When reading or writing a table, any keyword arguments apart from the
``format`` and file name are passed through to pandas, for instance:

.. doctest-skip::

  >>> t.write('data.csv', format='pandas.csv', sep=' ', header=False)
  >>> t2 = Table.read('data.csv', format='pandas.csv', sep=' ', names=['a', 'b', 'c'])

.. _table_io_pyarrow_csv:

PyArrow CSV
-----------

.. _pyarrow: https://arrow.apache.org/docs/python/

The `pyarrow`_ library provides a highly-performant CSV reader that can be used in
Astropy with ``Table.read(input_file, format="pyarrow.csv", ...)``. This can by up to 15
times faster and more memory-efficient than the :ref:`astropy.io.ascii <io-ascii>` fast
reader or the default ``pandas.csv`` reader. The best performance is achieved for files
with only numeric data types, but even for files with mixed data types, the performance
is still better than the standard :ref:`astropy.io.ascii <io-ascii>` fast CSV reader.

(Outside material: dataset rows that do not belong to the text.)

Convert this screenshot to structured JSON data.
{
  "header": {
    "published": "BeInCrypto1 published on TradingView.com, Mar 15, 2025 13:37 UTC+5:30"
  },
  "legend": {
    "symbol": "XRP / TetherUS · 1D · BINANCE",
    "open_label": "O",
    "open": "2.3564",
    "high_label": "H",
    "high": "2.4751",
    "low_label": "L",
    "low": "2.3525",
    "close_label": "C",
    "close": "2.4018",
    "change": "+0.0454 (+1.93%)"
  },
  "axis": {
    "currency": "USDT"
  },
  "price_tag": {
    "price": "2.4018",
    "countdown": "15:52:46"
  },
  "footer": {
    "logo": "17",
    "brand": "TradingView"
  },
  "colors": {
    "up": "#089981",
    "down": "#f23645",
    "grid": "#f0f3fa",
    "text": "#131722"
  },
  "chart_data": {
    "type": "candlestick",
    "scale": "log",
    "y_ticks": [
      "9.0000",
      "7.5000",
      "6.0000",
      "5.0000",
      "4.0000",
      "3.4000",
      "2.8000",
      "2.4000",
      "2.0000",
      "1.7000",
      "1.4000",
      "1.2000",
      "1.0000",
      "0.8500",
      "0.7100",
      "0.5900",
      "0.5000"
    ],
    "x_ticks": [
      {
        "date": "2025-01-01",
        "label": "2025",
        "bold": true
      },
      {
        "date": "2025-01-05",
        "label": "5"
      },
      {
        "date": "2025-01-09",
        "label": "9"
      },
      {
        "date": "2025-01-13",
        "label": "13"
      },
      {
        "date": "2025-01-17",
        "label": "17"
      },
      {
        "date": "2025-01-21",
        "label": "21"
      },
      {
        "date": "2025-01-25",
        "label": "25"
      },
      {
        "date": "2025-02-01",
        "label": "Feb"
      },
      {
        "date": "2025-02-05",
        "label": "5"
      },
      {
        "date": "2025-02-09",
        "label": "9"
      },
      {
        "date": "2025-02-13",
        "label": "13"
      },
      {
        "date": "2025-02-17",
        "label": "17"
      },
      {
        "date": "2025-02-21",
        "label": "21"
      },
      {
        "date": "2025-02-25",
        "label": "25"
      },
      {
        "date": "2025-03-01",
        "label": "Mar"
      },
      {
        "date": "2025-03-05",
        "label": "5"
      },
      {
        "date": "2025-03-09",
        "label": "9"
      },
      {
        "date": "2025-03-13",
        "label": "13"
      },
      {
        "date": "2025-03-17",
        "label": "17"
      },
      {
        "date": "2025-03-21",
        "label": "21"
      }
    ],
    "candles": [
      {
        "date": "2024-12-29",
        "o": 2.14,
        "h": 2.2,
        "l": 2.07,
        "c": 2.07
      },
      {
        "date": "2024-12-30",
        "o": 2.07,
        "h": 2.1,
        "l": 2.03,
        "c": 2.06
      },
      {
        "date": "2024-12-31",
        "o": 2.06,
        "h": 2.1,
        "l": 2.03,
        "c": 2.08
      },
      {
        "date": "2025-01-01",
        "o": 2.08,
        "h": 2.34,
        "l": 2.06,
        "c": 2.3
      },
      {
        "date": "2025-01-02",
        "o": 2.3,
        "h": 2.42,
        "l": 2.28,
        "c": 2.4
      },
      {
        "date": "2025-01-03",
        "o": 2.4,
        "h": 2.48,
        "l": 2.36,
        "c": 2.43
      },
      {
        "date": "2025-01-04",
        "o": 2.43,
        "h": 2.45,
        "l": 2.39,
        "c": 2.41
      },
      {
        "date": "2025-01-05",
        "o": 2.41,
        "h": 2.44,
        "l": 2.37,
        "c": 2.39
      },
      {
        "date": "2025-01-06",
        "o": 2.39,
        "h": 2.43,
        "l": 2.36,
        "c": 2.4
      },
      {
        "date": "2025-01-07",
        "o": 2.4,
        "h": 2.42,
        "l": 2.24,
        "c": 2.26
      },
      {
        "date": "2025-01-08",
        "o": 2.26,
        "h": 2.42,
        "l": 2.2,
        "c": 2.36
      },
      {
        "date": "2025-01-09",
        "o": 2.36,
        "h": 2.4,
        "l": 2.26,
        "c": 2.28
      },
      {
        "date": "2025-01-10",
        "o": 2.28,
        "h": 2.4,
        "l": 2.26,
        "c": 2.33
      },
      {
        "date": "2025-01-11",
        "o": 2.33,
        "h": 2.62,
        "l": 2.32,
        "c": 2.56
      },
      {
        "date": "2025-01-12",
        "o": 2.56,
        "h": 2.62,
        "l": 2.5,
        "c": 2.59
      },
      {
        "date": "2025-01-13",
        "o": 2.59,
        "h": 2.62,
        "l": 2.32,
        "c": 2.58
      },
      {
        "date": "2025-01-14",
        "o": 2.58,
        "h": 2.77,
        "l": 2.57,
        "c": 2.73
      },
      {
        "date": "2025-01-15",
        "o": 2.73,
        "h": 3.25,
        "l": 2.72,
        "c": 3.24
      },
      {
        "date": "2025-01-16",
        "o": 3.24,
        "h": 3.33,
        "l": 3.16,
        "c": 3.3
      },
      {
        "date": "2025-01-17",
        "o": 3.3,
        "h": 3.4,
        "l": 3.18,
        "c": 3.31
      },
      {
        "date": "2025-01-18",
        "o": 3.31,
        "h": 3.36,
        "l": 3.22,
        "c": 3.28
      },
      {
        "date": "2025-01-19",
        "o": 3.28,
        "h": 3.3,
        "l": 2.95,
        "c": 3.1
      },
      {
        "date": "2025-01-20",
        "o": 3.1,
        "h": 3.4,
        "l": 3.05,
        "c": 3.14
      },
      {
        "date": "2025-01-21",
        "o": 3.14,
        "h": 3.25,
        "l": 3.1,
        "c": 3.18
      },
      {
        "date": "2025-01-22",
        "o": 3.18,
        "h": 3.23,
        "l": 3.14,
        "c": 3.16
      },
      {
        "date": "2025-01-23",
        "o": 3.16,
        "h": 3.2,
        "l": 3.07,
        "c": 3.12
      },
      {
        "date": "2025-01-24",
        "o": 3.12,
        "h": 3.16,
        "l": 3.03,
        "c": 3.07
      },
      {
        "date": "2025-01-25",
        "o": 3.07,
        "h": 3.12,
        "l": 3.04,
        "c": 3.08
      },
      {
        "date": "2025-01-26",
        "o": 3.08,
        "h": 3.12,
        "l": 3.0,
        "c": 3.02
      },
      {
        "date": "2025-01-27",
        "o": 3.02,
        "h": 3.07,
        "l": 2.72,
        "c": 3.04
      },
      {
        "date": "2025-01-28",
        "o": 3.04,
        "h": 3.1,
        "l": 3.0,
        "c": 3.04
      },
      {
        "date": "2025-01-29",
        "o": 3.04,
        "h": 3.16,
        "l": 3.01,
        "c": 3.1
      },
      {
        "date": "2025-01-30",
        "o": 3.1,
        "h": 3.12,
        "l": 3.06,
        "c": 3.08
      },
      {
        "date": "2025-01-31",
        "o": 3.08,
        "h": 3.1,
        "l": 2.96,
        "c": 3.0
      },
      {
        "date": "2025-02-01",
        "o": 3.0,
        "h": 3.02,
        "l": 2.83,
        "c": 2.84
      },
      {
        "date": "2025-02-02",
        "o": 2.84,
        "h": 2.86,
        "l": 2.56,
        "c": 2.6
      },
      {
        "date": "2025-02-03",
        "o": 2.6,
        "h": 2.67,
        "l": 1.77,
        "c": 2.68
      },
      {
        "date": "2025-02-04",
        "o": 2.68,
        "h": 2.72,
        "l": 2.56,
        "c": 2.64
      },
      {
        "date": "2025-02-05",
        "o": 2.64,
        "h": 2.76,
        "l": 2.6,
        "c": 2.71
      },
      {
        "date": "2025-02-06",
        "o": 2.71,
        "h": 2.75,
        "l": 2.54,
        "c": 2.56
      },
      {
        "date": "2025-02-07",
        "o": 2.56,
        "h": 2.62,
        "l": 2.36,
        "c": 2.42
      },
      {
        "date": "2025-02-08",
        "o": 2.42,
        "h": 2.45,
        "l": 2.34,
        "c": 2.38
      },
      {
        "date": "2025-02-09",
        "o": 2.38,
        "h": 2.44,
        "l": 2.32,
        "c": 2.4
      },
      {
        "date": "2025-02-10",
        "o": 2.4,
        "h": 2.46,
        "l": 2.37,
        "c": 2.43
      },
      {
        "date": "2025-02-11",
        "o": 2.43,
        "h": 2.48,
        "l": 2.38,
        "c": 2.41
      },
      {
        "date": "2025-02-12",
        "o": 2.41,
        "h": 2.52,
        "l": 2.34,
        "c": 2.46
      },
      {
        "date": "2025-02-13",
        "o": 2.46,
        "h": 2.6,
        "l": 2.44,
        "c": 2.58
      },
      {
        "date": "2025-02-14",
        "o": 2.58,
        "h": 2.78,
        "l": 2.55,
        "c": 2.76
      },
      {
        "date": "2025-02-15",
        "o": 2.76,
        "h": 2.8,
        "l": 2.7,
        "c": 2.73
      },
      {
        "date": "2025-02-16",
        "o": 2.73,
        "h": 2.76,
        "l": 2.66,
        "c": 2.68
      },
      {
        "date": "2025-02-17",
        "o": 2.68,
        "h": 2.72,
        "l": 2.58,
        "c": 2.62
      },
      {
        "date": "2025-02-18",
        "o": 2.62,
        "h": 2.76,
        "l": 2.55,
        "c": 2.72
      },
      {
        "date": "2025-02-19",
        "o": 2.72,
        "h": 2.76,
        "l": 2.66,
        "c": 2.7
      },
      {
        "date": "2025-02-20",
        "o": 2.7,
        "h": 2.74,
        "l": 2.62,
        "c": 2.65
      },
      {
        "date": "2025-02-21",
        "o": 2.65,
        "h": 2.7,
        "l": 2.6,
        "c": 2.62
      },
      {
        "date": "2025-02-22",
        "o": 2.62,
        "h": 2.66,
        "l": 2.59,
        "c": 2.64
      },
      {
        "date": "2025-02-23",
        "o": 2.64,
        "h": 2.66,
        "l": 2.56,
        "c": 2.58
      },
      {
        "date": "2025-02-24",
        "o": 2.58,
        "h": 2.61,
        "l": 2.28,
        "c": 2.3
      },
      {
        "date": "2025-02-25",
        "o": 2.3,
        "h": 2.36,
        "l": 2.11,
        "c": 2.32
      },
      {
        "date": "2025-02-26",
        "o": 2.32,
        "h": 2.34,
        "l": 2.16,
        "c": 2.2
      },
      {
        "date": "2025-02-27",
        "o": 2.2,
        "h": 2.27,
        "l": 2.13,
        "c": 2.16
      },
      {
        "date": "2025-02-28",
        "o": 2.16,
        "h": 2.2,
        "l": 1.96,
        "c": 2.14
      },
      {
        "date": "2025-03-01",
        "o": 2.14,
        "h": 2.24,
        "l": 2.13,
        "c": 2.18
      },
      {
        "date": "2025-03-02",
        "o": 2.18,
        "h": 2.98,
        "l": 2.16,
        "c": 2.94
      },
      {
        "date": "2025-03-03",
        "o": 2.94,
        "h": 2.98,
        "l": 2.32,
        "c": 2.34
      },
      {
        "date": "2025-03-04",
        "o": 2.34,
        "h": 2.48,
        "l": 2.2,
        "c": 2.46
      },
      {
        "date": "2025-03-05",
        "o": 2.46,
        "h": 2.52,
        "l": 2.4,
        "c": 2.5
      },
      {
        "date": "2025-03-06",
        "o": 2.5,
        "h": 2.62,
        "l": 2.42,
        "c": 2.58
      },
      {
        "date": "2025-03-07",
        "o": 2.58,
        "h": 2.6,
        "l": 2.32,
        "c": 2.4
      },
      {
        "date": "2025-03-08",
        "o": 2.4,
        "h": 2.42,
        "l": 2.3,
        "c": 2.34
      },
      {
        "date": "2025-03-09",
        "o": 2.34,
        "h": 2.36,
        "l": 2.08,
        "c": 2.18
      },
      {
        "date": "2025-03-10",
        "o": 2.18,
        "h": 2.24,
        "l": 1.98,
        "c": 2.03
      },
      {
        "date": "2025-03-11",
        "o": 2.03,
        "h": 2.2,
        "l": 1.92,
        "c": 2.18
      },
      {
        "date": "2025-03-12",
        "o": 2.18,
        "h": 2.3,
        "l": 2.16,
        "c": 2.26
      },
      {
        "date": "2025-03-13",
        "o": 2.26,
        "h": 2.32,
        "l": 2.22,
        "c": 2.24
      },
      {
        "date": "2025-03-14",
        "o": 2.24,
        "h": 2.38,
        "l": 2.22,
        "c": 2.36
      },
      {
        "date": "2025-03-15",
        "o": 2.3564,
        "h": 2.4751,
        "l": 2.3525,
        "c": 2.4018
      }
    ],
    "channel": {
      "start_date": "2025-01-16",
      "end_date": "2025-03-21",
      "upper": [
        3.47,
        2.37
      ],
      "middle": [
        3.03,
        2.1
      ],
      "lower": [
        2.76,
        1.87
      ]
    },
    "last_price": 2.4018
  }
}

This reader uses the :func:`~astropy.io.misc.pyarrow.csv.read_csv` function, which in
turn uses the `PyArrow CSV reader <https://arrow.apache.org/docs/python/csv.html>`__ and
sets the various options to ``pyarrow.csv.read_csv()`` appropriately. The interface is
designed to be similar to the :ref:`io.ascii read interface <io_ascii_read_parameters>`
where possible, but there are differences, most notably:

- Input can only be a string file name, `pathlib.Path`, or a binary file-like object.
- Whitespace in string data fields and header column names is preserved.
- Use ``dtypes`` instead of ``converters`` to specify the column data types.
- Use ``null_values`` instead of ``fill_values`` to specify the null (missing) values.
- No ``guess`` parameter and no guessing of the table format (e.g., ``delimiter``).
- No ``data_end`` parameter.
- No ``exclude_names`` parameter.
- Columns consisting of only string values ``True`` and ``False`` are parsed as
  boolean data.
- Columns with ISO 8601 date/time strings are parsed as shown below:
  - ``12:13:14.123456``: ``object[datetime.time]``
  - ``2025-01-01``: ``np.datetime64[D]``
  - ``2025-01-01T01:02:03``: ``np.datetime64[s]``
  - ``2025-01-01T01:02:03.123456``: ``np.datetime64[ns]``
- Timestamp parsing behavior can be customized with the ``timestamp_parsers``
  parameter.

Using the PyArrow CSV reader directly
^^^^^^^^^^^^^^^^^^^^^^^^^^^^^^^^^^^^^

The :mod:`astropy.io.misc.pyarrow.csv` module also provides the
:func:`~astropy.io.misc.pyarrow.csv.convert_pa_table_to_astropy_table` function to
allow converting a ``pyarrow.Table`` to an `astropy.table.Table`. This allows using
the `PyArrow CSV reader <https://arrow.apache.org/docs/python/csv.html>`__ directly
with custom options that are not available in the astropy interface.